Watzman suggested that the current backlog of citation cases could be reduced or eliminated administratively by improving training for mine safety inspectors, reinstating an informal review process, requiring that decisions in the dispute process be used as training tools for more effective safety evaluations and providing more realistic timeframes for operators to decide whether to accept or contest a citation.

“Recent administrative actions created an irrational process that increased the number of citations at the same time it eliminated an informal procedure for contesting them,” Watzman explained.  “It has forced operators into a time-consuming, expensive adjudicatory process that does nothing to increase mine safety.”

Watzman noted that changes made by MSHA during the prior administration, from October 2006 through February 2008, created the conditions for the current backlog.  As MSHA dramatically increased the number and size of fines for suspected safety violations, increasing penalties from $15.4 million in 2005 to $194.3 million in 2008, it also eliminated an informal conference process that allowed regulators and mine operators to discuss contested fines and adjustments.
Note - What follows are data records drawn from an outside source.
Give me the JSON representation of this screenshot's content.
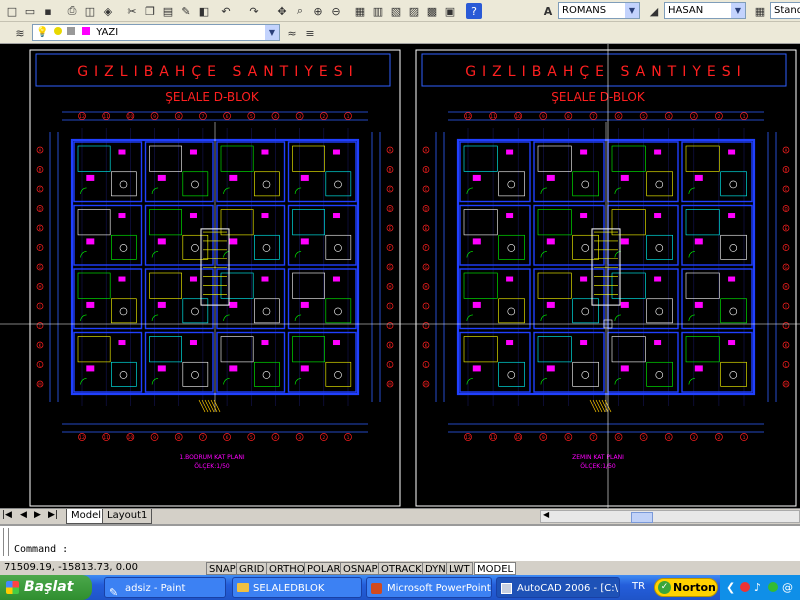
{
  "toolbar1": {
    "text_style": "ROMANS",
    "dim_style": "HASAN",
    "table_style": "Stand"
  },
  "toolbar2": {
    "layer": "YAZI"
  },
  "drawing": {
    "project_title": "GIZLIBAHÇE SANTIYESI",
    "block_title": "ŞELALE D-BLOK",
    "left_plan_name": "1.BODRUM KAT PLANI",
    "left_scale": "ÖLÇEK:1/50",
    "right_plan_name": "ZEMIN KAT PLANI",
    "right_scale": "ÖLÇEK:1/50",
    "grid_top": [
      "12",
      "11",
      "10",
      "9",
      "8",
      "7",
      "6",
      "5",
      "4",
      "3",
      "2",
      "1"
    ],
    "grid_side": [
      "A",
      "B",
      "C",
      "D",
      "E",
      "F",
      "G",
      "H",
      "I",
      "J",
      "K",
      "L",
      "M"
    ]
  },
  "tabs": {
    "model": "Model",
    "layout1": "Layout1"
  },
  "command": {
    "prompt": "Command :"
  },
  "status": {
    "coords": "71509.19, -15813.73, 0.00",
    "buttons": [
      "SNAP",
      "GRID",
      "ORTHO",
      "POLAR",
      "OSNAP",
      "OTRACK",
      "DYN",
      "LWT",
      "MODEL"
    ]
  },
  "taskbar": {
    "start": "Başlat",
    "tasks": [
      "adsiz - Paint",
      "SELALEDBLOK",
      "Microsoft PowerPoint...",
      "AutoCAD 2006 - [C:\\..."
    ],
    "lang": "TR",
    "norton": "Norton"
  }
}
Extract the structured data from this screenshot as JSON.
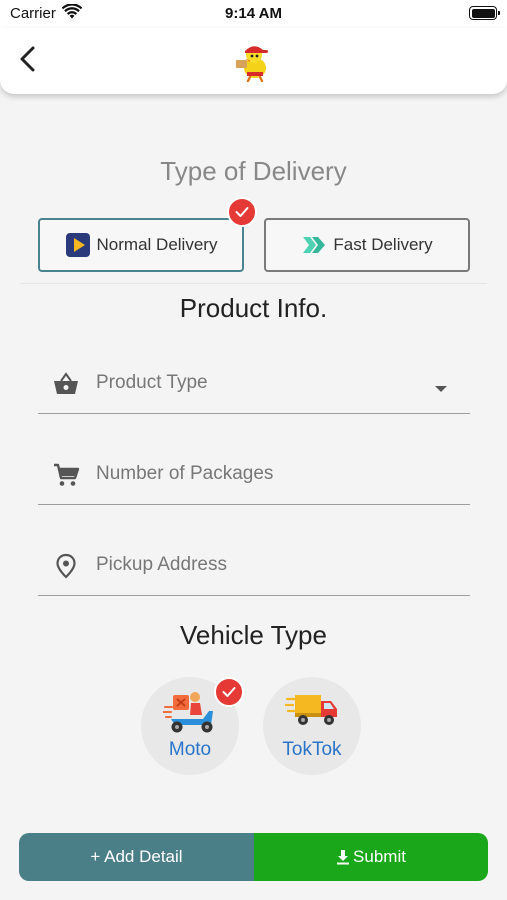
{
  "status_bar": {
    "carrier": "Carrier",
    "time": "9:14 AM"
  },
  "app_bar": {
    "back_icon": "chevron-left-icon",
    "logo": "mascot-logo"
  },
  "delivery": {
    "title": "Type of Delivery",
    "options": [
      {
        "label": "Normal Delivery",
        "icon": "play-icon",
        "selected": true
      },
      {
        "label": "Fast Delivery",
        "icon": "double-chevron-right-icon",
        "selected": false
      }
    ]
  },
  "product": {
    "title": "Product Info.",
    "fields": [
      {
        "placeholder": "Product Type",
        "icon": "basket-icon",
        "dropdown": true
      },
      {
        "placeholder": "Number of Packages",
        "icon": "cart-icon",
        "dropdown": false
      },
      {
        "placeholder": "Pickup Address",
        "icon": "location-pin-icon",
        "dropdown": false
      }
    ]
  },
  "vehicle": {
    "title": "Vehicle Type",
    "options": [
      {
        "label": "Moto",
        "icon": "scooter-icon",
        "selected": true
      },
      {
        "label": "TokTok",
        "icon": "truck-icon",
        "selected": false
      }
    ]
  },
  "actions": {
    "add_detail": "+ Add Detail",
    "submit": "Submit"
  },
  "colors": {
    "accent": "#4a8390",
    "badge": "#e53935",
    "submit": "#1aa81a",
    "add": "#4b7f88",
    "vehicle_label": "#2a74c9"
  }
}
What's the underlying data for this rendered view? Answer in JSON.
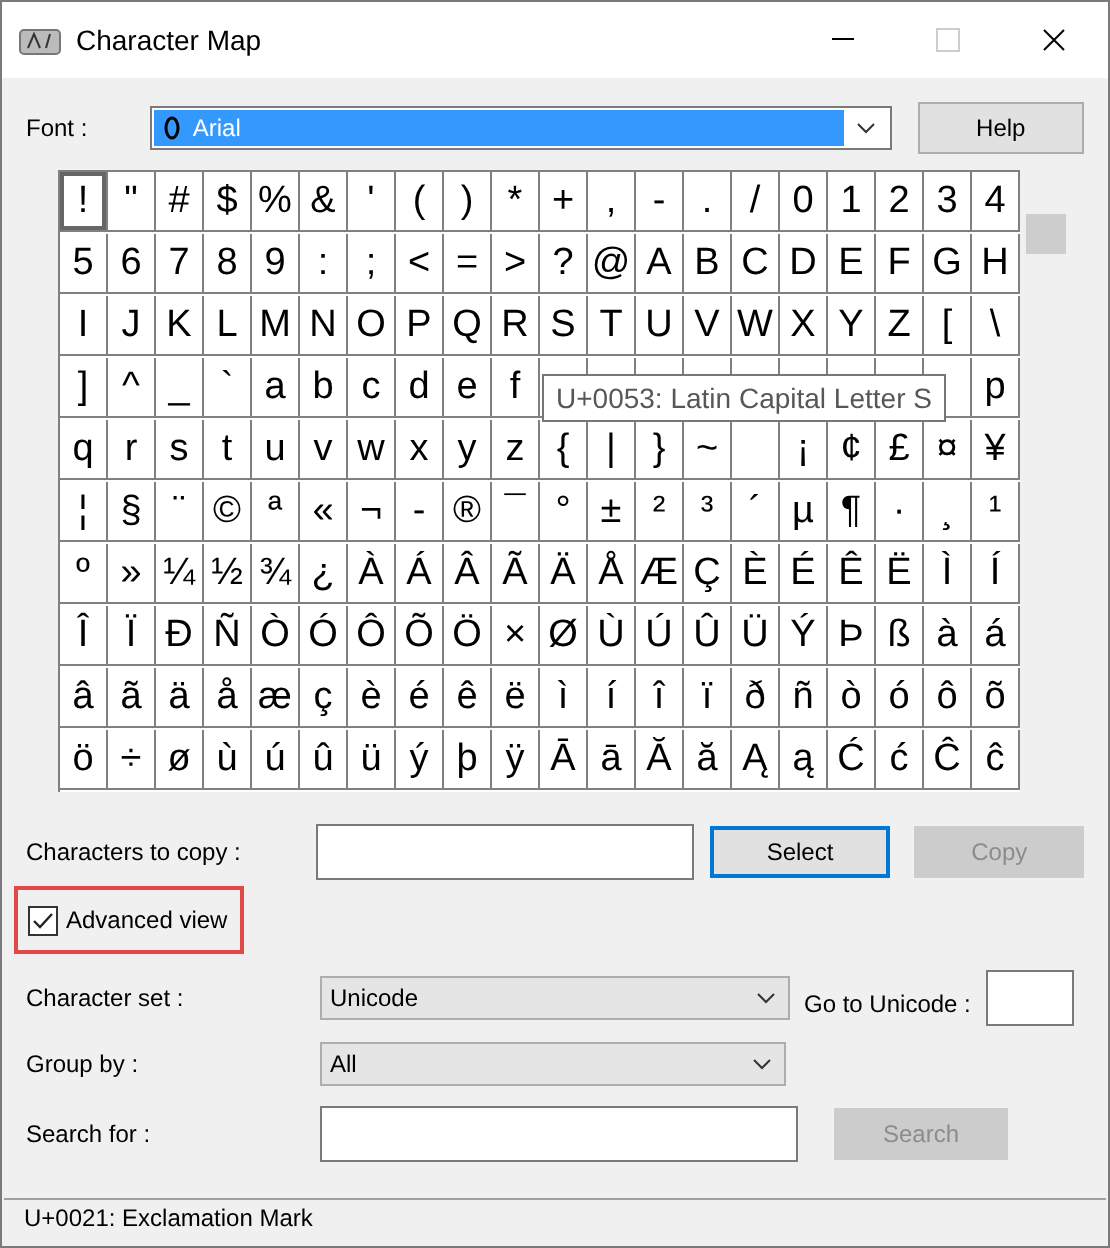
{
  "window": {
    "title": "Character Map"
  },
  "font": {
    "label": "Font :",
    "value": "Arial"
  },
  "help_button": "Help",
  "grid_rows": [
    [
      {
        "c": "!",
        "selected": true
      },
      {
        "c": "\"",
        "selected": false
      },
      {
        "c": "#",
        "selected": false
      },
      {
        "c": "$",
        "selected": false
      },
      {
        "c": "%",
        "selected": false
      },
      {
        "c": "&",
        "selected": false
      },
      {
        "c": "'",
        "selected": false
      },
      {
        "c": "(",
        "selected": false
      },
      {
        "c": ")",
        "selected": false
      },
      {
        "c": "*",
        "selected": false
      },
      {
        "c": "+",
        "selected": false
      },
      {
        "c": ",",
        "selected": false
      },
      {
        "c": "-",
        "selected": false
      },
      {
        "c": ".",
        "selected": false
      },
      {
        "c": "/",
        "selected": false
      },
      {
        "c": "0",
        "selected": false
      },
      {
        "c": "1",
        "selected": false
      },
      {
        "c": "2",
        "selected": false
      },
      {
        "c": "3",
        "selected": false
      },
      {
        "c": "4",
        "selected": false
      }
    ],
    [
      {
        "c": "5",
        "selected": false
      },
      {
        "c": "6",
        "selected": false
      },
      {
        "c": "7",
        "selected": false
      },
      {
        "c": "8",
        "selected": false
      },
      {
        "c": "9",
        "selected": false
      },
      {
        "c": ":",
        "selected": false
      },
      {
        "c": ";",
        "selected": false
      },
      {
        "c": "<",
        "selected": false
      },
      {
        "c": "=",
        "selected": false
      },
      {
        "c": ">",
        "selected": false
      },
      {
        "c": "?",
        "selected": false
      },
      {
        "c": "@",
        "selected": false
      },
      {
        "c": "A",
        "selected": false
      },
      {
        "c": "B",
        "selected": false
      },
      {
        "c": "C",
        "selected": false
      },
      {
        "c": "D",
        "selected": false
      },
      {
        "c": "E",
        "selected": false
      },
      {
        "c": "F",
        "selected": false
      },
      {
        "c": "G",
        "selected": false
      },
      {
        "c": "H",
        "selected": false
      }
    ],
    [
      {
        "c": "I",
        "selected": false
      },
      {
        "c": "J",
        "selected": false
      },
      {
        "c": "K",
        "selected": false
      },
      {
        "c": "L",
        "selected": false
      },
      {
        "c": "M",
        "selected": false
      },
      {
        "c": "N",
        "selected": false
      },
      {
        "c": "O",
        "selected": false
      },
      {
        "c": "P",
        "selected": false
      },
      {
        "c": "Q",
        "selected": false
      },
      {
        "c": "R",
        "selected": false
      },
      {
        "c": "S",
        "selected": false
      },
      {
        "c": "T",
        "selected": false
      },
      {
        "c": "U",
        "selected": false
      },
      {
        "c": "V",
        "selected": false
      },
      {
        "c": "W",
        "selected": false
      },
      {
        "c": "X",
        "selected": false
      },
      {
        "c": "Y",
        "selected": false
      },
      {
        "c": "Z",
        "selected": false
      },
      {
        "c": "[",
        "selected": false
      },
      {
        "c": "\\",
        "selected": false
      }
    ],
    [
      {
        "c": "]",
        "selected": false
      },
      {
        "c": "^",
        "selected": false
      },
      {
        "c": "_",
        "selected": false
      },
      {
        "c": "`",
        "selected": false
      },
      {
        "c": "a",
        "selected": false
      },
      {
        "c": "b",
        "selected": false
      },
      {
        "c": "c",
        "selected": false
      },
      {
        "c": "d",
        "selected": false
      },
      {
        "c": "e",
        "selected": false
      },
      {
        "c": "f",
        "selected": false
      },
      {
        "selected": false
      },
      {
        "selected": false
      },
      {
        "selected": false
      },
      {
        "selected": false
      },
      {
        "selected": false
      },
      {
        "selected": false
      },
      {
        "selected": false
      },
      {
        "selected": false
      },
      {
        "selected": false
      },
      {
        "c": "p",
        "selected": false
      }
    ],
    [
      {
        "c": "q",
        "selected": false
      },
      {
        "c": "r",
        "selected": false
      },
      {
        "c": "s",
        "selected": false
      },
      {
        "c": "t",
        "selected": false
      },
      {
        "c": "u",
        "selected": false
      },
      {
        "c": "v",
        "selected": false
      },
      {
        "c": "w",
        "selected": false
      },
      {
        "c": "x",
        "selected": false
      },
      {
        "c": "y",
        "selected": false
      },
      {
        "c": "z",
        "selected": false
      },
      {
        "c": "{",
        "selected": false
      },
      {
        "c": "|",
        "selected": false
      },
      {
        "c": "}",
        "selected": false
      },
      {
        "c": "~",
        "selected": false
      },
      {
        "selected": false
      },
      {
        "c": "¡",
        "selected": false
      },
      {
        "c": "¢",
        "selected": false
      },
      {
        "c": "£",
        "selected": false
      },
      {
        "c": "¤",
        "selected": false
      },
      {
        "c": "¥",
        "selected": false
      }
    ],
    [
      {
        "c": "¦",
        "selected": false
      },
      {
        "c": "§",
        "selected": false
      },
      {
        "c": "¨",
        "selected": false
      },
      {
        "c": "©",
        "selected": false
      },
      {
        "c": "ª",
        "selected": false
      },
      {
        "c": "«",
        "selected": false
      },
      {
        "c": "¬",
        "selected": false
      },
      {
        "c": "-",
        "selected": false
      },
      {
        "c": "®",
        "selected": false
      },
      {
        "c": "¯",
        "selected": false
      },
      {
        "c": "°",
        "selected": false
      },
      {
        "c": "±",
        "selected": false
      },
      {
        "c": "²",
        "selected": false
      },
      {
        "c": "³",
        "selected": false
      },
      {
        "c": "´",
        "selected": false
      },
      {
        "c": "µ",
        "selected": false
      },
      {
        "c": "¶",
        "selected": false
      },
      {
        "c": "·",
        "selected": false
      },
      {
        "c": "¸",
        "selected": false
      },
      {
        "c": "¹",
        "selected": false
      }
    ],
    [
      {
        "c": "º",
        "selected": false
      },
      {
        "c": "»",
        "selected": false
      },
      {
        "c": "¼",
        "selected": false
      },
      {
        "c": "½",
        "selected": false
      },
      {
        "c": "¾",
        "selected": false
      },
      {
        "c": "¿",
        "selected": false
      },
      {
        "c": "À",
        "selected": false
      },
      {
        "c": "Á",
        "selected": false
      },
      {
        "c": "Â",
        "selected": false
      },
      {
        "c": "Ã",
        "selected": false
      },
      {
        "c": "Ä",
        "selected": false
      },
      {
        "c": "Å",
        "selected": false
      },
      {
        "c": "Æ",
        "selected": false
      },
      {
        "c": "Ç",
        "selected": false
      },
      {
        "c": "È",
        "selected": false
      },
      {
        "c": "É",
        "selected": false
      },
      {
        "c": "Ê",
        "selected": false
      },
      {
        "c": "Ë",
        "selected": false
      },
      {
        "c": "Ì",
        "selected": false
      },
      {
        "c": "Í",
        "selected": false
      }
    ],
    [
      {
        "c": "Î",
        "selected": false
      },
      {
        "c": "Ï",
        "selected": false
      },
      {
        "c": "Ð",
        "selected": false
      },
      {
        "c": "Ñ",
        "selected": false
      },
      {
        "c": "Ò",
        "selected": false
      },
      {
        "c": "Ó",
        "selected": false
      },
      {
        "c": "Ô",
        "selected": false
      },
      {
        "c": "Õ",
        "selected": false
      },
      {
        "c": "Ö",
        "selected": false
      },
      {
        "c": "×",
        "selected": false
      },
      {
        "c": "Ø",
        "selected": false
      },
      {
        "c": "Ù",
        "selected": false
      },
      {
        "c": "Ú",
        "selected": false
      },
      {
        "c": "Û",
        "selected": false
      },
      {
        "c": "Ü",
        "selected": false
      },
      {
        "c": "Ý",
        "selected": false
      },
      {
        "c": "Þ",
        "selected": false
      },
      {
        "c": "ß",
        "selected": false
      },
      {
        "c": "à",
        "selected": false
      },
      {
        "c": "á",
        "selected": false
      }
    ],
    [
      {
        "c": "â",
        "selected": false
      },
      {
        "c": "ã",
        "selected": false
      },
      {
        "c": "ä",
        "selected": false
      },
      {
        "c": "å",
        "selected": false
      },
      {
        "c": "æ",
        "selected": false
      },
      {
        "c": "ç",
        "selected": false
      },
      {
        "c": "è",
        "selected": false
      },
      {
        "c": "é",
        "selected": false
      },
      {
        "c": "ê",
        "selected": false
      },
      {
        "c": "ë",
        "selected": false
      },
      {
        "c": "ì",
        "selected": false
      },
      {
        "c": "í",
        "selected": false
      },
      {
        "c": "î",
        "selected": false
      },
      {
        "c": "ï",
        "selected": false
      },
      {
        "c": "ð",
        "selected": false
      },
      {
        "c": "ñ",
        "selected": false
      },
      {
        "c": "ò",
        "selected": false
      },
      {
        "c": "ó",
        "selected": false
      },
      {
        "c": "ô",
        "selected": false
      },
      {
        "c": "õ",
        "selected": false
      }
    ],
    [
      {
        "c": "ö",
        "selected": false
      },
      {
        "c": "÷",
        "selected": false
      },
      {
        "c": "ø",
        "selected": false
      },
      {
        "c": "ù",
        "selected": false
      },
      {
        "c": "ú",
        "selected": false
      },
      {
        "c": "û",
        "selected": false
      },
      {
        "c": "ü",
        "selected": false
      },
      {
        "c": "ý",
        "selected": false
      },
      {
        "c": "þ",
        "selected": false
      },
      {
        "c": "ÿ",
        "selected": false
      },
      {
        "c": "Ā",
        "selected": false
      },
      {
        "c": "ā",
        "selected": false
      },
      {
        "c": "Ă",
        "selected": false
      },
      {
        "c": "ă",
        "selected": false
      },
      {
        "c": "Ą",
        "selected": false
      },
      {
        "c": "ą",
        "selected": false
      },
      {
        "c": "Ć",
        "selected": false
      },
      {
        "c": "ć",
        "selected": false
      },
      {
        "c": "Ĉ",
        "selected": false
      },
      {
        "c": "ĉ",
        "selected": false
      }
    ]
  ],
  "tooltip": "U+0053: Latin Capital Letter S",
  "copy_row": {
    "label": "Characters to copy :",
    "select_button": "Select",
    "copy_button": {
      "label": "Copy",
      "disabled": true
    }
  },
  "advanced_view": {
    "label": "Advanced view",
    "checked": true
  },
  "character_set": {
    "label": "Character set :",
    "value": "Unicode"
  },
  "go_to_unicode": {
    "label": "Go to Unicode :"
  },
  "group_by": {
    "label": "Group by :",
    "value": "All"
  },
  "search": {
    "label": "Search for :",
    "button": {
      "label": "Search",
      "disabled": true
    }
  },
  "status_bar": "U+0021: Exclamation Mark"
}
This has left operators with no alternative for resolving disputes but a far more costly and time-consuming, quasi-judicial process that is now their sole means of contesting fines they believe to be invalid.  Under MSHA’s current system, the number and severity of uncontested fines triggers enhanced regulatory scrutiny and still higher penalties.

Watzman cited MSHA’s praise for the informal process it eliminated in 2008.  The agency acknowledged the conferences led to less formal litigation, improved relations between MSHA and the mining community and allowed regulators and mine operators to share information on acceptable compliance practices.  Under this system, said Watzman, operators and inspectors mutually benefited from an efficient means of addressing disputed citations.  Fees were set for less serious infractions and were seldom appealed in a more formal, quasi-judicial dispute settlement process.

Watzman said citations are often based on highly subjective criteria imposed by inspectors who may lack sufficient training and experience.  Moreover, because the current system does not allow inspectors to learn the reasons why citations were subsequently ruled invalid, they repeatedly cite mines for identical or similar violations.  He summarized that the current backlog of cases is the consequence of a series of administrative changes in procedures and redeployment of regulatory personnel rather than an indicator of mine safety performance.